Lost Cat
by Treena Thibodeau
You are not doing enough. This announcement goes out at regular intervals over the P.A. system inside the cramped fitting room of my skull. You are not doing enough. I’m supposed to be meditating, but instead I’m dress-rehearsing conversations with people who now only exist inside of glowing rectangles. Visualize: sending my breath out. Think about viruses, try to pull just my own droplets back in. Sometimes it helps if I visualize a cat’s tail sliding through my fingers. I don’t have a cat, so I mentally borrow my sister’s. If no one is around to hear, I’ll screw headphones into the sockets of my ears and sing along with kirtan recordings, making a mess of the Sanskrit.
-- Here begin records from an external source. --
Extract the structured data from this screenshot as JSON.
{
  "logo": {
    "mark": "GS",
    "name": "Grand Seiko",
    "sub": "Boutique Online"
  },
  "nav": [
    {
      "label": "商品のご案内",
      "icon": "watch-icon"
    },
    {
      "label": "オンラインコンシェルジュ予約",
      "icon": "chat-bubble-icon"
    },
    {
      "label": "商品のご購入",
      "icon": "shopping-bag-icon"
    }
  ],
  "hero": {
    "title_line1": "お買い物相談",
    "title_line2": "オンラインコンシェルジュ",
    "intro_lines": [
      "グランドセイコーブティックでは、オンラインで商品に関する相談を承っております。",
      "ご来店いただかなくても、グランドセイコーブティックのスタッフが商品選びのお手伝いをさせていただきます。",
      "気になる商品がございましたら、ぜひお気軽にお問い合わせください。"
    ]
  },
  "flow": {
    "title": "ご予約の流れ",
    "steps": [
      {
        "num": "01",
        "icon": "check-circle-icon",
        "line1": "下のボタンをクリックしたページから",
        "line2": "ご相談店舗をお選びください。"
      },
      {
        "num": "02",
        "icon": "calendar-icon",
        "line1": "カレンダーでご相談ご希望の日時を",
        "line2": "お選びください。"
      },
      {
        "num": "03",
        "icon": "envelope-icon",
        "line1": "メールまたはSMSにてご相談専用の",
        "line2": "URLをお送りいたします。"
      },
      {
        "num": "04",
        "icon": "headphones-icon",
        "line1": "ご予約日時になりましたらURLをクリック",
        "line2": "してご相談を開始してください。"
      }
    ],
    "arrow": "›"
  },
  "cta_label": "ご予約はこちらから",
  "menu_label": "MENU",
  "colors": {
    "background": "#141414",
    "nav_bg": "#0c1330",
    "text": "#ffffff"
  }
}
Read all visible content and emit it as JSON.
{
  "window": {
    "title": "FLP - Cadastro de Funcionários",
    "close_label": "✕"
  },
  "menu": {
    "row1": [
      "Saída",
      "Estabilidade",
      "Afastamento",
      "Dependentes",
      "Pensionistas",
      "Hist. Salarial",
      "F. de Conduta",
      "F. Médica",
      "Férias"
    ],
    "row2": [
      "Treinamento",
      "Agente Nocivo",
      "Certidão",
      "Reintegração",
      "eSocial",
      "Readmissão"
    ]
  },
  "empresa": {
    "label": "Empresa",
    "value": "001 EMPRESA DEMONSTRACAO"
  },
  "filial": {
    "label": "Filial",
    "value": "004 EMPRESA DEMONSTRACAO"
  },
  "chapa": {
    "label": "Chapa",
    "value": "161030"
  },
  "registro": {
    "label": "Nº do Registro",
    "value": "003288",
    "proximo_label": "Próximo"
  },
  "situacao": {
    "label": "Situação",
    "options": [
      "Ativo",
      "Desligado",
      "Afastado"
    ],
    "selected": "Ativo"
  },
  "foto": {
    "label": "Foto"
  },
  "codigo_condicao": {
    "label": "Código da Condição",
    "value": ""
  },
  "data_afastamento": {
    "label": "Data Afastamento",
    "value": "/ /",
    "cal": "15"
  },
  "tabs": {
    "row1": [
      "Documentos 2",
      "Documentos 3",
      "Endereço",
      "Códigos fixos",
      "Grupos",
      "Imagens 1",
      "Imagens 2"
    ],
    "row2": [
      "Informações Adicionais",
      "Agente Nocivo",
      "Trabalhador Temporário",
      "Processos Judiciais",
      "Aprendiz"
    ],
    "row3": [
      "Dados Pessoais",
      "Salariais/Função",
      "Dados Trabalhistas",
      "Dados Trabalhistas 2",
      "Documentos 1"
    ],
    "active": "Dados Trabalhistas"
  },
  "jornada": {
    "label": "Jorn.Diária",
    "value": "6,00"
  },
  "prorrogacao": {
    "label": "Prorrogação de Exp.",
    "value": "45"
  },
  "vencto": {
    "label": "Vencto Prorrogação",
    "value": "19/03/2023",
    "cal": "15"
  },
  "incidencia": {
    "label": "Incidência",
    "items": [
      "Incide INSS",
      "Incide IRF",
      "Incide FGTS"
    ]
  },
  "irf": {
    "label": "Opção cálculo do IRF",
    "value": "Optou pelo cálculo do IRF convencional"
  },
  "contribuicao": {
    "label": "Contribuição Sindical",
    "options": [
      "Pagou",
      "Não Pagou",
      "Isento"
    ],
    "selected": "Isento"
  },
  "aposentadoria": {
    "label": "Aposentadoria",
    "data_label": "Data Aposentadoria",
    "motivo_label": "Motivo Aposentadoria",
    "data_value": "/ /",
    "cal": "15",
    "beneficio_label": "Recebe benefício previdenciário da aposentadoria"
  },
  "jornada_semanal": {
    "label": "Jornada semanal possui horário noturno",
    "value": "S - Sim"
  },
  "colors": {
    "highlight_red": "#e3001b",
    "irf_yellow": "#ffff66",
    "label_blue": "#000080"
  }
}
I sing loud enough, maybe I’ll call monsters out of the lake. This week a creature that is not a goose but is definitely the result of something a goose fucked landed on the water and is now on patrol. We nicked this house too, a family member’s rural getaway in a part of Connecticut called the Quiet Corner. We came here the week the morgue trucks came to Queens and have remained since, possessions spreading in the cabin like a spill. I thought I would feel lost here in the woods, so far from the familiar grid of home, but I do not. Squirrels get into the frame of this house and chase shelter and I put out a catch-and-release trap but they are too wily for it.